Müdahil olmak istedik, mahkeme "Sincar"ı bulamıyoruz" dedi. Beni her ay4-5 sefer başkadavalara çağırırken buluyorlardı” dedi

Kızıltepe"de iki dönem belediye başkanlığı yapan Cihan Sincar, eşini öldüren Hizbullahçıların tahliye edilmesi karşısında duygularını Milliyet"e anlattı.

Hizbullah davasında tutuklu bulunan 10 sanığın tahliye edilmesi kamuoyu vicdanını derinden sarstı. Herkes şaşkındı. Örgütün kurbanları arasında kamuoyunda adı en çok geçen iki isim vardı: Yazar Konca Kuriş ile eski DEP milletvekili Mehmet Sincar.

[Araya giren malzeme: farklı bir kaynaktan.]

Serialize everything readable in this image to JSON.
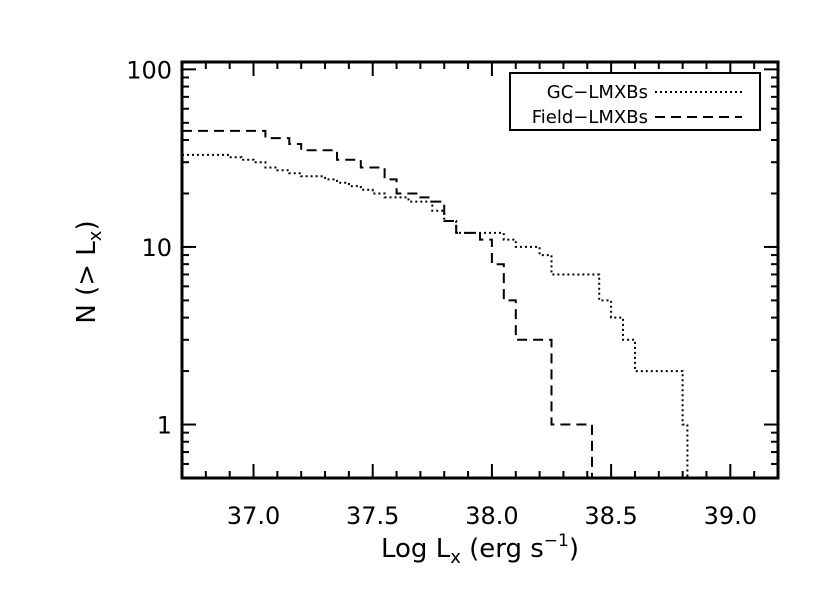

Kuriş"in ailesi konuşmayı kesin bir dille reddetti. Sincar"ın iki dönem boyunca Mardin Kızıltepe Belediye Başkanlığı yapan eşi Cihan Sincar ise kabul etti.

Almanya"da yaşayan oğullarının yanından önceki gece gelmişti Cihan Sincar. Sarsılmıştı, kırılmıştı. Temel duygusu ise güvensizlikti. Can güvenliği olmadığını biliyordu, adalete ve devlete güveni de yerle bir olmuştu. Onunla Kızıltepe"deki evinde, eşi Mehmet Sincar"ın üzerinde “Kalbimizdesin” yazan fotoğrafının asılı olduğu salonunda konuştuk.

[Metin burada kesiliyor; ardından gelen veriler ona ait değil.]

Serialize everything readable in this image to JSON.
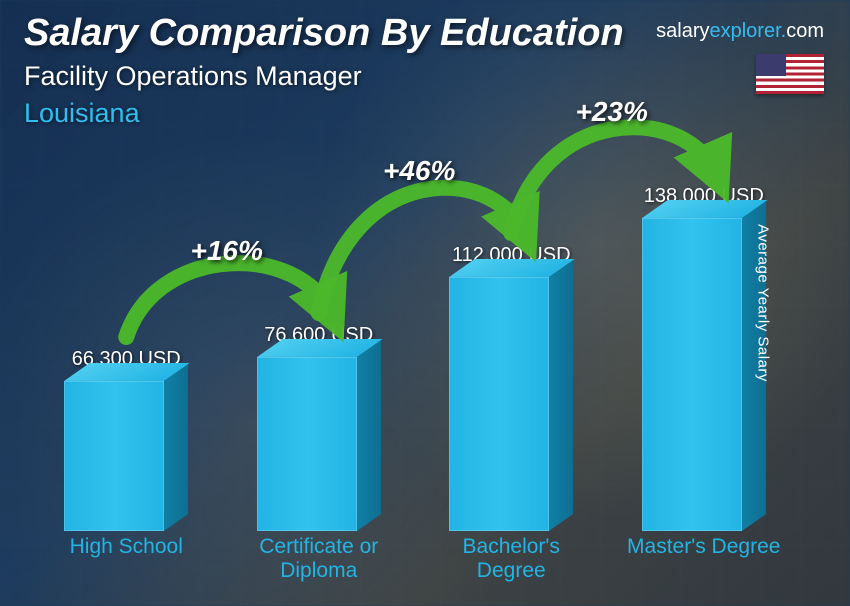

Eşinizi öldürenler tahliye edildi. Ruh haliniz nasıl?

Dünyam altüst oldu. Acılarım tazelendi. Başımıza neler geldi ve sonuca bak. Dünden beri kabuslarla uyanıyorum.

Acaba, tekrar o günlere gidecek miyiz, yine bir yakınımızı kaybedebilir miyiz? Benim eşim milletvekiliydi ve sokak ortasında öldürüldü. Bugüne kadar aydınlanmadı, hep üstü örtüldü. Hangi kapıyı çaldıysak yüzümüze kapandı.

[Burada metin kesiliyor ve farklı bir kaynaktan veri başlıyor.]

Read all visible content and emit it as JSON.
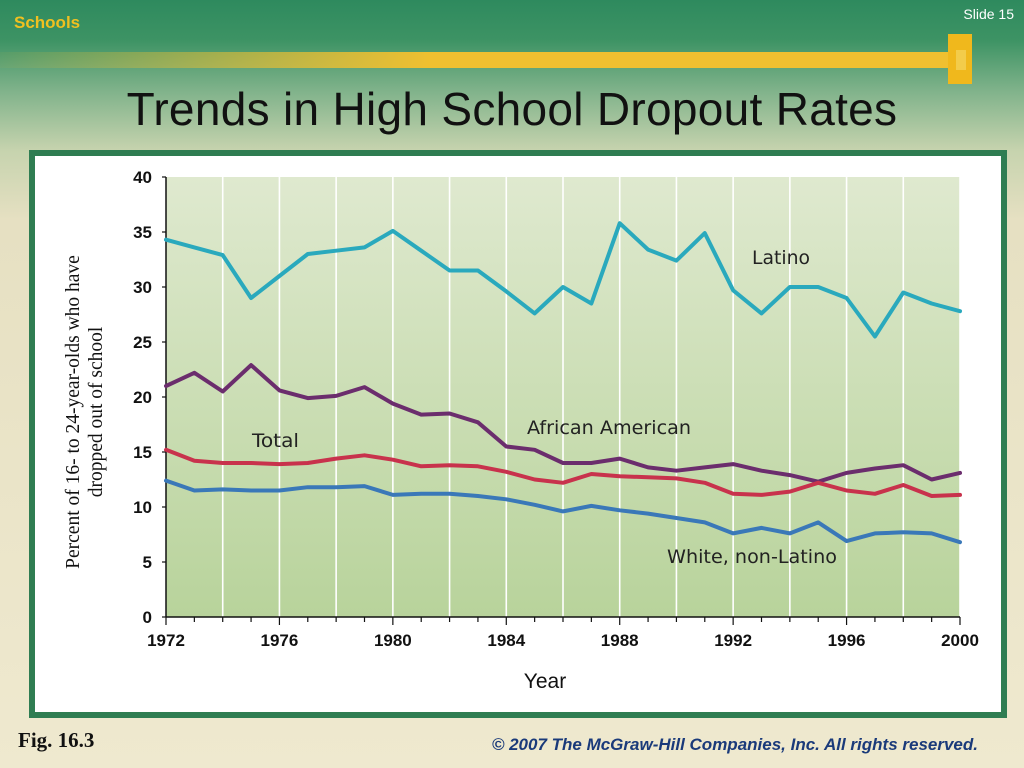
{
  "header": {
    "section_label": "Schools",
    "slide_label": "Slide 15",
    "title": "Trends in High School Dropout Rates"
  },
  "footer": {
    "figure_label": "Fig. 16.3",
    "copyright": "© 2007 The McGraw-Hill Companies, Inc. All rights reserved."
  },
  "colors": {
    "latino": "#2aa9bd",
    "african_american": "#6b2d6d",
    "total": "#c8324c",
    "white": "#3a78b8",
    "plot_bg_top": "#dfe9cf",
    "plot_bg_bottom": "#b8d39b",
    "frame": "#2f7d52"
  },
  "chart_data": {
    "type": "line",
    "title": "Trends in High School Dropout Rates",
    "xlabel": "Year",
    "ylabel": "Percent of 16- to 24-year-olds who have dropped out of school",
    "xlim": [
      1972,
      2000
    ],
    "ylim": [
      0,
      40
    ],
    "x_ticks": [
      "1972",
      "1976",
      "1980",
      "1984",
      "1988",
      "1992",
      "1996",
      "2000"
    ],
    "y_ticks": [
      "0",
      "5",
      "10",
      "15",
      "20",
      "25",
      "30",
      "35",
      "40"
    ],
    "grid": true,
    "x": [
      1972,
      1973,
      1974,
      1975,
      1976,
      1977,
      1978,
      1979,
      1980,
      1981,
      1982,
      1983,
      1984,
      1985,
      1986,
      1987,
      1988,
      1989,
      1990,
      1991,
      1992,
      1993,
      1994,
      1995,
      1996,
      1997,
      1998,
      1999,
      2000
    ],
    "series": [
      {
        "name": "Latino",
        "color_key": "latino",
        "values": [
          34.3,
          33.6,
          32.9,
          29.0,
          31.0,
          33.0,
          33.3,
          33.6,
          35.1,
          33.3,
          31.5,
          31.5,
          29.6,
          27.6,
          30.0,
          28.5,
          35.8,
          33.4,
          32.4,
          34.9,
          29.7,
          27.6,
          30.0,
          30.0,
          29.0,
          25.5,
          29.5,
          28.5,
          27.8
        ]
      },
      {
        "name": "African American",
        "color_key": "african_american",
        "values": [
          21.0,
          22.2,
          20.5,
          22.9,
          20.6,
          19.9,
          20.1,
          20.9,
          19.4,
          18.4,
          18.5,
          17.7,
          15.5,
          15.2,
          14.0,
          14.0,
          14.4,
          13.6,
          13.3,
          13.6,
          13.9,
          13.3,
          12.9,
          12.3,
          13.1,
          13.5,
          13.8,
          12.5,
          13.1
        ]
      },
      {
        "name": "Total",
        "color_key": "total",
        "values": [
          15.2,
          14.2,
          14.0,
          14.0,
          13.9,
          14.0,
          14.4,
          14.7,
          14.3,
          13.7,
          13.8,
          13.7,
          13.2,
          12.5,
          12.2,
          13.0,
          12.8,
          12.7,
          12.6,
          12.2,
          11.2,
          11.1,
          11.4,
          12.2,
          11.5,
          11.2,
          12.0,
          11.0,
          11.1
        ]
      },
      {
        "name": "White, non-Latino",
        "color_key": "white",
        "values": [
          12.4,
          11.5,
          11.6,
          11.5,
          11.5,
          11.8,
          11.8,
          11.9,
          11.1,
          11.2,
          11.2,
          11.0,
          10.7,
          10.2,
          9.6,
          10.1,
          9.7,
          9.4,
          9.0,
          8.6,
          7.6,
          8.1,
          7.6,
          8.6,
          6.9,
          7.6,
          7.7,
          7.6,
          6.8
        ]
      }
    ]
  }
}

Yüzünüze kapanan bu kapılarla nasıl baş ettiniz?

Kendimizi teselli ederek. İnşallah bir gün o vahşeti yapanlar, artık, birey midir, kurum mudur, bu ülkede cezasını bulacak diye. Diyorlar ki, “kardeşliği, demokrasiyi getireceğiz”; sonra bir bakıyorsun böyle icraatlar yapmışlar.

İnandırıcı gelmiyor artık.

Televizyonda halaylı karşılama görüntülerini gördüğünüzde ne hissettiniz?

Zar zor seyrettim. Yaralarımızı deşti yeniden. Birçok insana cesaret veriyor bu görüntüler, ne yaparsam yapayım yarın nasıl olsa çıkarım diye düşünecekler. Adaleti uzattıkça uzattılar. Demek ki niyetleri bunları dışarı çıkarmaktı.

Benim eşim Kürt olduğu için öldürüldü. Kimseye zararı olmayan, dürüst bir adamdı. O kanın durması için Batman"a gitti, orada kendi kanı döküldü. 18. yıla girdi; her yıl önümüze birini çıkarıyorlar. Yok Ahmet öldürmüş, yok

Mehmet öldürmüş.

Hiç huzur bulmadınız.

İnsan böyle bir durumda huzur bulur mu?

Katiller cezalarını çekse huzur bulur musunuz?

Hayır, yine huzur yok. Geride kalan aileler yarı sağ yarı ölü yaşıyor bu kayıpların ardından.

Bu tahliyeler öncesinde sizi arayan devlet görevlisi oldu mu?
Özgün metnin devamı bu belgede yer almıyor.